Bonus and incentive compensation is under increasing scrutiny as the SEC and bank regulators determine the rules on performance-based compensation.  Yet, financial institutions must reward their top employees to retain their best people and deliver the results their shareholders demand.

According to Reuters, "The latest proposal from the SEC would require brokers, dealers and investment advisers with assets of over $1 billion to disclose their incentive-based compensation arrangements, and it places restrictions on schemes that could encourage excessive risk-taking. Executives at larger firms of $50 billion in assets or more would also have at least half of their incentive-based compensation deferred for three years."

By no means is this attention on incentive compensation and regulation limited to banks, investment advisors and broker dealers.  In recent years, insurance brokers were prohibited from taking contingency fees because of the potential conflict of interest with their customers and carriers.  They now can accept those fees at the risk of  increased regulatory attention.
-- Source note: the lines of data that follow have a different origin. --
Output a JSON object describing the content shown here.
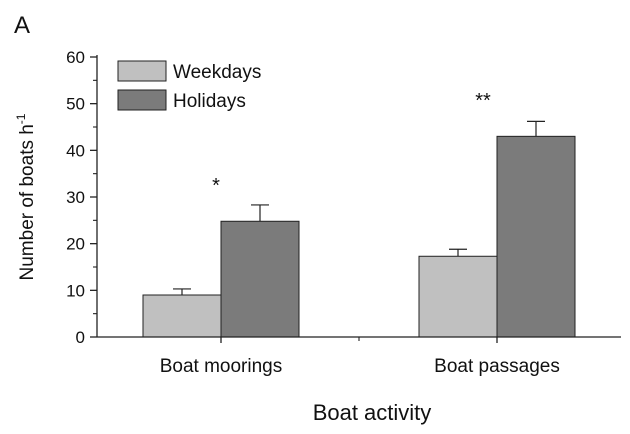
{
  "panel_label": "A",
  "chart_data": {
    "type": "bar",
    "title": "",
    "xlabel": "Boat activity",
    "ylabel": "Number of boats h",
    "ylabel_superscript": "-1",
    "categories": [
      "Boat moorings",
      "Boat passages"
    ],
    "ylim": [
      0,
      60
    ],
    "yticks": [
      0,
      10,
      20,
      30,
      40,
      50,
      60
    ],
    "grid": false,
    "legend_position": "top-left",
    "series": [
      {
        "name": "Weekdays",
        "values": [
          9,
          17.3
        ],
        "errors": [
          1.3,
          1.5
        ],
        "color": "#c0c0c0"
      },
      {
        "name": "Holidays",
        "values": [
          24.8,
          43
        ],
        "errors": [
          3.5,
          3.2
        ],
        "color": "#7b7b7b"
      }
    ],
    "annotations": [
      "*",
      "**"
    ]
  }
}
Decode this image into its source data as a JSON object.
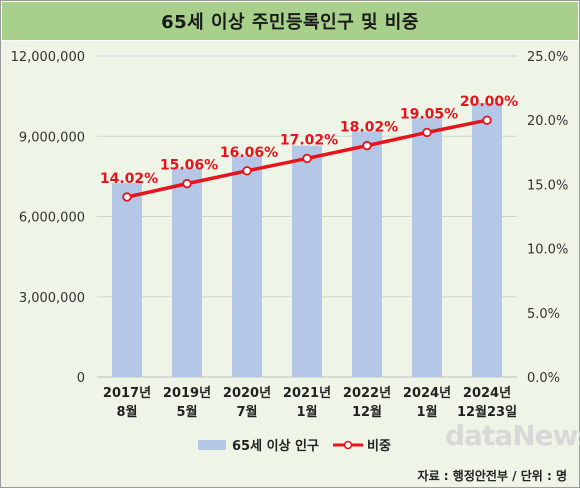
{
  "title": "65세 이상 주민등록인구 및 비중",
  "source": "자료 : 행정안전부 / 단위 : 명",
  "watermark": "dataNews",
  "colors": {
    "bar": "#b4c7e7",
    "line": "#e8131b",
    "marker_fill": "#ffffff",
    "label": "#e8131b",
    "title_bg": "#a7d18b",
    "plot_bg": "#eef5e6"
  },
  "chart_data": {
    "type": "bar",
    "categories": [
      [
        "2017년",
        "8월"
      ],
      [
        "2019년",
        "5월"
      ],
      [
        "2020년",
        "7월"
      ],
      [
        "2021년",
        "1월"
      ],
      [
        "2022년",
        "12월"
      ],
      [
        "2024년",
        "1월"
      ],
      [
        "2024년",
        "12월23일"
      ]
    ],
    "series": [
      {
        "name": "65세 이상 인구",
        "type": "bar",
        "axis": "left",
        "values": [
          7250000,
          7800000,
          8250000,
          8650000,
          9180000,
          9700000,
          10240000
        ]
      },
      {
        "name": "비중",
        "type": "line",
        "axis": "right",
        "values": [
          14.02,
          15.06,
          16.06,
          17.02,
          18.02,
          19.05,
          20.0
        ],
        "labels": [
          "14.02%",
          "15.06%",
          "16.06%",
          "17.02%",
          "18.02%",
          "19.05%",
          "20.00%"
        ]
      }
    ],
    "y_left": {
      "ylim": [
        0,
        12000000
      ],
      "ticks": [
        "0",
        "3,000,000",
        "6,000,000",
        "9,000,000",
        "12,000,000"
      ]
    },
    "y_right": {
      "ylim": [
        0,
        25
      ],
      "ticks": [
        "0.0%",
        "5.0%",
        "10.0%",
        "15.0%",
        "20.0%",
        "25.0%"
      ]
    },
    "legend": {
      "placement": "bottom",
      "items": [
        "65세 이상 인구",
        "비중"
      ]
    },
    "grid": true
  }
}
What we are finding is that leading firms are proactively turning to companies like Varicent for a modern incentive compensation system that doubles as a risk and compliance solution for performance-based compensation.  Today, many banks, wealth advisors and insurance companies are using a collection of spreadsheets, legacy software, and home-grown and manual solutions to manage incentive compensation.  These methods were not designed to support the scrutiny and demands of the new world of incentive compensation.  The modern systems from companies like Varicent enable financial services institutions to implement incentive compensation programs that are risk-appropriate, supported by effective governance.